Maryland Gov. Larry Hogan took a veiled shot at President Trump in a new political video that signals aspirations to lead the Republican Party in a different direction and seek the White House in 2024.
Issued Monday, the video harkens back to Ronald Reagan as an example of a broadly popular Republican president who influenced American politics for a generation. Using snippets of a speech he delivered at the Ronald Reagan Institute think tank in Washington just after the Nov. 3 election, Hogan points to his popularity and pragmatic leadership in deep-blue Maryland as a model for Republicans to follow after Trump leaves the White House in January.
“In 1980, just four years after the predicted demise of the GOP, Reagan led our party to one the largest landslides in American history, and then went on to truly make America great again,” Hogan says the video opens.
“As Reagan said,” the 64-year-old governor added, “we are once again at a time for choosing. Are we going to be a party that can’t win national elections, or are we willing to do the hard work of building a durable coalition that can shape our nation’s destiny?”
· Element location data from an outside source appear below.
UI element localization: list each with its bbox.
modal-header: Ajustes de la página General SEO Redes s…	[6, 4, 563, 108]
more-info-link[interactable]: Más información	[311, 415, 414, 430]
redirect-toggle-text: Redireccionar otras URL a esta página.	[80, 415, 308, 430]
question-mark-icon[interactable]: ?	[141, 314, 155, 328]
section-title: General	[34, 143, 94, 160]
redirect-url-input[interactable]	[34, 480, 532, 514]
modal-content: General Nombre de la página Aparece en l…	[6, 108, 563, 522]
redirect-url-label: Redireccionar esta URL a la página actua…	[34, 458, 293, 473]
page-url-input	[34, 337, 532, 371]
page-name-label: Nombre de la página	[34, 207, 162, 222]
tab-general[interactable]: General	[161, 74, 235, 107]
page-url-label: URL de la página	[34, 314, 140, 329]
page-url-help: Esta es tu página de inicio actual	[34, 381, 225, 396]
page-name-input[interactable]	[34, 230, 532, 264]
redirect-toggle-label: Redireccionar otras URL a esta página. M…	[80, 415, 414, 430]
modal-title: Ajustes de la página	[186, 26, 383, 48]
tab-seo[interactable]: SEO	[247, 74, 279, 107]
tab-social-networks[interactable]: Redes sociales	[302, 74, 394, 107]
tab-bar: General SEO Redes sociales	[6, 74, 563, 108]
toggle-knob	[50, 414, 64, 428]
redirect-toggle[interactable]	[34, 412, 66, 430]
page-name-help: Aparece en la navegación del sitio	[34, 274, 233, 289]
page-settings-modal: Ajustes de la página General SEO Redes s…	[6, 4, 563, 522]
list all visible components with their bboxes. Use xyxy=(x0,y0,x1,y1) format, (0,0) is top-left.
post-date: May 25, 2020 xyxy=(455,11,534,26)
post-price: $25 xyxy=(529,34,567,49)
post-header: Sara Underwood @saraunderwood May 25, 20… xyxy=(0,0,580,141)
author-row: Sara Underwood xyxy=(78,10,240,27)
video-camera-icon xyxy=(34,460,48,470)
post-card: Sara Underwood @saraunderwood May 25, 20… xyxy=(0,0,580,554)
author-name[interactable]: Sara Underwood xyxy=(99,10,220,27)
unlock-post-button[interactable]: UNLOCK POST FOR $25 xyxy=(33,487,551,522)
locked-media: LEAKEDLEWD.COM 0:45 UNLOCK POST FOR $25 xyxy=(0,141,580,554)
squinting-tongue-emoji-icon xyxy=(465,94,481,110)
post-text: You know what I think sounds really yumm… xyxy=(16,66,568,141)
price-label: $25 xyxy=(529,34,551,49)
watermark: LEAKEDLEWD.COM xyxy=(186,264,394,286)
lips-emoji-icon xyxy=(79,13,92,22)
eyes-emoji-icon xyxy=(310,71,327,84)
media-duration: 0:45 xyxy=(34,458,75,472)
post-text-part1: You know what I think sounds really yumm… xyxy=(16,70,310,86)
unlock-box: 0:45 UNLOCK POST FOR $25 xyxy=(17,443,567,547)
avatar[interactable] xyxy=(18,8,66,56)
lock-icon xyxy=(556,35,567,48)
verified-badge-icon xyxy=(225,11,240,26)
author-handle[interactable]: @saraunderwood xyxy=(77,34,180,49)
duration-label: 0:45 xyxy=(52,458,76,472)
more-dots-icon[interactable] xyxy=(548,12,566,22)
Many Republicans credit Trump with growing the GOP, adding long-elusive working-class and nonwhite voters to the party’s ranks on his way to a record 74 million-vote, second-place showing this year. Hogan and other Trump critics emphasize that he twice lost the national popular vote.
The Republican presidential nominee has won the most votes nationally just once in the last eight elections — that is just once since 1988. Some GOP insiders believe the party will not remain viable over the long term if its own path to the White House runs through the Electoral College.
“Most Americans want the same thing: They want humble, tolerant, respectful, and effective leaders. We need Washington to get its act together,” Hogan said.
Hogan won twice in overwhelmingly Democratic Maryland, running as a pragmatic Reagan Republican who eschewed the GOP’s turn toward combative populism. After the governor won reelection in 2018, bucking the blue wave that swept Democrats to power in the House, Republicans opposed to Trump encouraged him to challenge the president in the 2020 primary. Hogan declined, concluding there was little demand for his style of cooperative conservatism among Republican voters.
But Hogan never embraced Trump.
He wrote in “Ronald Reagan” on his Nov. 3 ballot and claims there is an opening to steer the GOP away from Trump after President-elect Joe Biden made him a rare, one-term president in an election in which Republicans otherwise excelled. The GOP gained House seats and is poised to hold the Senate, depending on the outcome of two runoff elections in Georgia on Jan. 5. Many Republicans credit that success to Trump.
Hogan argues the outcome actually proves voters repudiated the president and his pugilistic populism. He has not ruled out running for president four years from now. “I still believe that the party of Lincoln and Reagan is the last best hope for our nation,” he said as the video closes.